At this writing, the National Weather Service in Norman, Oklahoma has indentified ten areas where tornadoes likely tracked on this day.  More tornadoes occurred in Kansas and northeastern Oklahoma. This will be refined more as survey crews finish their painstaking task.  The death toll stands at five. 

NWS Reviews:

The Set Up

Low Wall Cloud, Multiple Vorticies. Photo by Allan Detrich.

It was a situation typical to the Great Plains but with the volume cranked way up.  It starts when a “trough” of low pressure develops over the western U.S.  This encourages steady southerly winds to blow over the central U.S. drawing humid air from the Gulf of Mexico northward.  On this day the dew points, a measure of moisture in the atmosphere, were quite high and this humidity helps to make the air unstable.  In fact, all else being equal, higher dew points will generally lead to more violent storms.

Unstable air is produced whenever you can warm the air at or near the surface of the earth while keeping things relatively cool aloft.  Moisture adds to the instability because when water vapor condenses back into visible cloud droplets, the energy in took to evaporate this water is released into the atmosphere.

Now on top of all of this, the jet stream winds, fueled mostly by differences in temperature from south to north, were howling!  These winds do several things.  The overall increase in wind speed with increasing height provides structure for developing thunderstorms and allows them to become “supercells”.  Also, the speed and directional changes in the wind close to the earth’s surface provide a spinning which the updrafts of a thunderstorm inherit.

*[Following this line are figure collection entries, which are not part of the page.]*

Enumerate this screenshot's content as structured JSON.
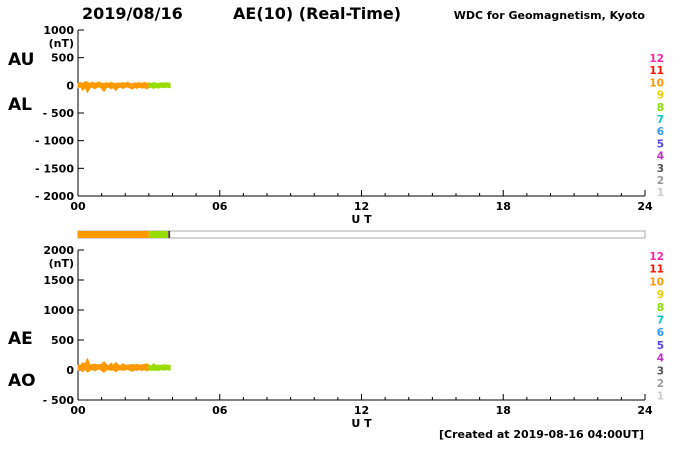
{
  "header": {
    "date": "2019/08/16",
    "title": "AE(10) (Real-Time)",
    "source": "WDC for Geomagnetism, Kyoto"
  },
  "footer": {
    "created": "[Created at 2019-08-16 04:00UT]"
  },
  "legend": {
    "station_counts": [
      {
        "n": "12",
        "color": "#ff22aa"
      },
      {
        "n": "11",
        "color": "#ff1100"
      },
      {
        "n": "10",
        "color": "#ff9900"
      },
      {
        "n": "9",
        "color": "#eecc00"
      },
      {
        "n": "8",
        "color": "#88dd00"
      },
      {
        "n": "7",
        "color": "#00cccc"
      },
      {
        "n": "6",
        "color": "#3399ff"
      },
      {
        "n": "5",
        "color": "#5544ee"
      },
      {
        "n": "4",
        "color": "#bb33cc"
      },
      {
        "n": "3",
        "color": "#555555"
      },
      {
        "n": "2",
        "color": "#999999"
      },
      {
        "n": "1",
        "color": "#cccccc"
      }
    ]
  },
  "availability_bar": {
    "xlim": [
      0,
      24
    ],
    "segments": [
      {
        "from": 0,
        "to": 3.0,
        "color": "#ff9900"
      },
      {
        "from": 3.0,
        "to": 3.82,
        "color": "#99dd00"
      },
      {
        "from": 3.82,
        "to": 3.9,
        "color": "#5a3a3a"
      }
    ]
  },
  "chart_data": [
    {
      "type": "line",
      "name": "AU / AL panel",
      "ylabel": "(nT)",
      "ylim": [
        -2000,
        1000
      ],
      "yticks": [
        1000,
        500,
        0,
        -500,
        -1000,
        -1500,
        -2000
      ],
      "xlim": [
        0,
        24
      ],
      "xticks": [
        0,
        6,
        12,
        18,
        24
      ],
      "xtick_labels": [
        "00",
        "06",
        "12",
        "18",
        "24"
      ],
      "xlabel": "U T",
      "left_labels": [
        "AU",
        "AL"
      ],
      "x": [
        0,
        0.1,
        0.2,
        0.3,
        0.4,
        0.5,
        0.6,
        0.7,
        0.8,
        0.9,
        1,
        1.1,
        1.2,
        1.3,
        1.4,
        1.5,
        1.6,
        1.7,
        1.8,
        1.9,
        2,
        2.1,
        2.2,
        2.3,
        2.4,
        2.5,
        2.6,
        2.7,
        2.8,
        2.9,
        3,
        3.1,
        3.2,
        3.3,
        3.4,
        3.5,
        3.6,
        3.7,
        3.8,
        3.9
      ],
      "series": [
        {
          "name": "AU",
          "values": [
            35,
            52,
            30,
            64,
            60,
            30,
            58,
            36,
            47,
            62,
            38,
            30,
            49,
            33,
            55,
            39,
            30,
            45,
            34,
            50,
            38,
            56,
            33,
            27,
            44,
            38,
            49,
            33,
            55,
            38,
            44,
            33,
            49,
            38,
            33,
            44,
            38,
            48,
            43,
            38
          ]
        },
        {
          "name": "AL",
          "values": [
            -45,
            -28,
            -90,
            -38,
            -130,
            -52,
            -33,
            -62,
            -40,
            -27,
            -57,
            -110,
            -45,
            -32,
            -62,
            -38,
            -95,
            -44,
            -33,
            -56,
            -38,
            -27,
            -50,
            -68,
            -38,
            -56,
            -33,
            -50,
            -38,
            -62,
            -45,
            -33,
            -56,
            -38,
            -50,
            -33,
            -45,
            -38,
            -33,
            -44
          ]
        }
      ],
      "color_segments": [
        {
          "from": 0,
          "to": 3.0,
          "color": "#ff9900"
        },
        {
          "from": 3.0,
          "to": 3.9,
          "color": "#99dd00"
        }
      ]
    },
    {
      "type": "line",
      "name": "AE / AO panel",
      "ylabel": "(nT)",
      "ylim": [
        -500,
        2000
      ],
      "yticks": [
        2000,
        1500,
        1000,
        500,
        0,
        -500
      ],
      "xlim": [
        0,
        24
      ],
      "xticks": [
        0,
        6,
        12,
        18,
        24
      ],
      "xtick_labels": [
        "00",
        "06",
        "12",
        "18",
        "24"
      ],
      "xlabel": "U T",
      "left_labels": [
        "AE",
        "AO"
      ],
      "x": [
        0,
        0.1,
        0.2,
        0.3,
        0.4,
        0.5,
        0.6,
        0.7,
        0.8,
        0.9,
        1,
        1.1,
        1.2,
        1.3,
        1.4,
        1.5,
        1.6,
        1.7,
        1.8,
        1.9,
        2,
        2.1,
        2.2,
        2.3,
        2.4,
        2.5,
        2.6,
        2.7,
        2.8,
        2.9,
        3,
        3.1,
        3.2,
        3.3,
        3.4,
        3.5,
        3.6,
        3.7,
        3.8,
        3.9
      ],
      "series": [
        {
          "name": "AE",
          "values": [
            80,
            80,
            120,
            102,
            190,
            82,
            91,
            98,
            87,
            89,
            95,
            140,
            94,
            65,
            117,
            77,
            125,
            89,
            67,
            106,
            76,
            83,
            83,
            95,
            82,
            94,
            82,
            83,
            93,
            100,
            89,
            66,
            105,
            76,
            83,
            77,
            83,
            86,
            76,
            82
          ]
        },
        {
          "name": "AO",
          "values": [
            -5,
            12,
            -30,
            13,
            -35,
            -11,
            12,
            -13,
            4,
            18,
            -10,
            -40,
            2,
            1,
            -4,
            1,
            -32,
            1,
            1,
            -3,
            0,
            15,
            -9,
            -21,
            3,
            -9,
            8,
            -9,
            9,
            -12,
            -1,
            0,
            -4,
            0,
            -9,
            6,
            -4,
            5,
            5,
            -3
          ]
        }
      ],
      "color_segments": [
        {
          "from": 0,
          "to": 3.0,
          "color": "#ff9900"
        },
        {
          "from": 3.0,
          "to": 3.9,
          "color": "#99dd00"
        }
      ]
    }
  ]
}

Sometimes, the “wind shear” can be too strong and developing storms will get “sheared” off.  The winds on the outbreak day were strong enough to be a concern for this happening BUT the instability was so strong that the updrafts which make up a thunderstorm rose violently and were able to survive, even flourish, in this environment!

Chasing These Storms

The wind speeds were very high in the atmosphere leading to storms traveling over 60 mph!  This “storm motion” made these storms difficult to chase. Still, there were some shots.  The multiple-vortex tornado shot by Andy Gabrielson is stunning!

Some local chaser friends of mine Jason Blum, Dave Toner and Cody Hudson got themselves into a dangerous situation near Arkansas City, KS.  Their vehicle goes down a steep embankment.  Then the tornado passes nearly on top of them!

The Ozarks Missed This

Some may wonder since weather moves from west to east why the Ozarks didn’t see at least a weaker version of what happened out west, especially considering how fast the jet stream was.  The answer is that we were in much more stable air.  I watched as these storms literally fell apart while racing eastward.  The fast jet stream winds actually outpaced the ability to draw unstable air out ahead of the system.  Later on, we actually did have a tornado warning or two west and northwest of Springfield but this was mostly due to the incredible wind shear working on even the weakest updraft to see if can be coaxed into rotating.